The statute is still that for foreigners. The language keeps an accent. Jumps of syntax happen little by little during these six years. The non-specialised knowledge on the topic "literature". But you look like one. Mimicry and transparency. The bedroom is white. A single bed. The books pile up. Records. Dictionaries. I prefer that things occupy the space as well. The cat. The cat is not foreign. If it is, it will be by proximity. He was born here. Sometimes I try to invent an origin through my grandparents, but they were so silent about the place where they came from. I keep the silence. And the turntable. Without mimicry. Opaque. An opacity of photography in the eyes. Serious faces or hard smiles. Five years of analysis are enough for them to live on this side. In the language in which the cat meows. That the heart beats. In the language where books pile up on the floor. Records, films, socks and trousers. In a mute language inside a white room. The language in which I wake up, happy. One day after another. The day after the other. In which language does it move?
Hotel Beatriz
uma paisagem da língua
no final do ano 2017.
a sintaxe torta, agora a árvore
do vinte e três de dezembro,
commuting languages
aos ouvidos palavras piscam
piscam
e, de dentro da luz,
não há orientação –
um feixe-ano branco.
Hotel Beatriz
a tongue’s landscape
at the end of 2017.
the twisted syntax, now the tree
of the twenty-third of December,
commuting languages
words blinking to the ears
blinking
and, from inside the light,
there is no way –
a white year-beam.
Nur Schwarz
I
com o cigarro
eles compartem
uma traqueia ex
-terna aos pés
do inverno – uma
chaminé curva
e imperfeita,
oposta à cisterna.
muda a neve: água
e células aos céus
descem em cores até
um tudo-tão-branco
o campo onde
descalços eles
ainda fumam
sem flores.
II
a cidade desertada, Noel.
eles – quase, ainda não, mas – eles
se sustentam nas cicatrizes –
abaixo do lábio inferior –
no seio direito e no alto do abdômen.
o silêncio e a cidade ainda mais
deserta são soprados: Heimat
III
Witz-voltagem,
o corpo em voltz
salta da página
à piscina: crawl
nada soletra
os ombros as mãos
e pessoas passam
batem com os pés
a rua do comércio
crowded e as vitrines
nas vitrines: piada-
pronta – para viagem
ou outro salto –
o dia partido ao meio:
desigual, em raio.
Eduardo Jorge
Translated by Virna Teixeira and Edward Leek
Nur Schwarz
I
with the cigarette
they share
a drag ex
-ternal to winter’s
feet – a crooked
and imperfect
chimney,
opposite the tank.
the snow changes: water
and cells to the skies
come down in colours to
the all-so-white
the field where
barefoot they
still smoke
without flowers.
II
the deserted city, Noel.
they – almost, not yet, but – they
survive on the scars –
below the lower lip –
in the right breast and in the upper abdomen.
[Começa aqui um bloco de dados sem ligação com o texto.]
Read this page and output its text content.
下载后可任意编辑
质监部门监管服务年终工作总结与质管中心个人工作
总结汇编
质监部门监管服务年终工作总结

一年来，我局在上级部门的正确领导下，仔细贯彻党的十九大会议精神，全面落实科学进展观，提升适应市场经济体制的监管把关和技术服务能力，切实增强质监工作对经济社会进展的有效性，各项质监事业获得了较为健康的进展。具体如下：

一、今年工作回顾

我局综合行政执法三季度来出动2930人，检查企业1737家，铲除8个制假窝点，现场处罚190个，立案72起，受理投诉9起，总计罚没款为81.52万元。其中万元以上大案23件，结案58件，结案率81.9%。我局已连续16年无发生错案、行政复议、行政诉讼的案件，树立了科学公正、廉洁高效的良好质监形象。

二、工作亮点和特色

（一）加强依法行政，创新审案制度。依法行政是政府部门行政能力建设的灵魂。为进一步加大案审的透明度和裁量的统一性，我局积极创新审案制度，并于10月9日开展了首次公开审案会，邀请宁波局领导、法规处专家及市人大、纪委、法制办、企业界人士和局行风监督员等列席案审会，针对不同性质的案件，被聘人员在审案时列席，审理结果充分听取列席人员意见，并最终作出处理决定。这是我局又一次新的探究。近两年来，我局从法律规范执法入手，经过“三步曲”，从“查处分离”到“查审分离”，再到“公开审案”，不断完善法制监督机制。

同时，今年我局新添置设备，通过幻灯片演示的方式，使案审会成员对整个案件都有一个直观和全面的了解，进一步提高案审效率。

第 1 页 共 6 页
the silence and the city even more
deserted are whispering: Heimat
III
Witz-voltage,
the body in voltz
jumps off the page
into the swimming pool: crawl
nothing spells
the shoulders the hands
and people pass
stopping their feet
the high street
crowded and windows
in the shop windows: a ready-made
joke – take away
or another jump –
the day split in half:
unequal, in flashes.
Eduardo Jorge de Oliveira fotografa e escreve poemas e ensaios. Publicou os livros de poemas: San Pedro (2004), Espaçaria (Lumme Editor, 2007), Caderno do estudante de luz (Lumme Editor, 2008), Pá, pum (com Lucila Vilela, 2011), Como se fosse a casa – uma correspondência (com Ana Martins Marques, Relicário, 2017) e Teoria do Hotel (Demônio Negro, 2018, no prelo). Vive entre Paris e Zurique.
Eduardo Jorge de Oliveira is a photographer, poet and essayist. He has published the books of poems: San Pedro (2004), Espaçaria (Lumme Editor, 2007), Caderno do estudante de luz (Lumme Editor, 2008), Pá, pum (com Lucila Vilela, 2011), Como se fosse a casa – uma correspondência (with Portuguese poet Ana Martins Marques, Relicário, 2017) and Teoria do Hotel (Demônio Negro, 2018, in press). He lives between Paris and Zurich.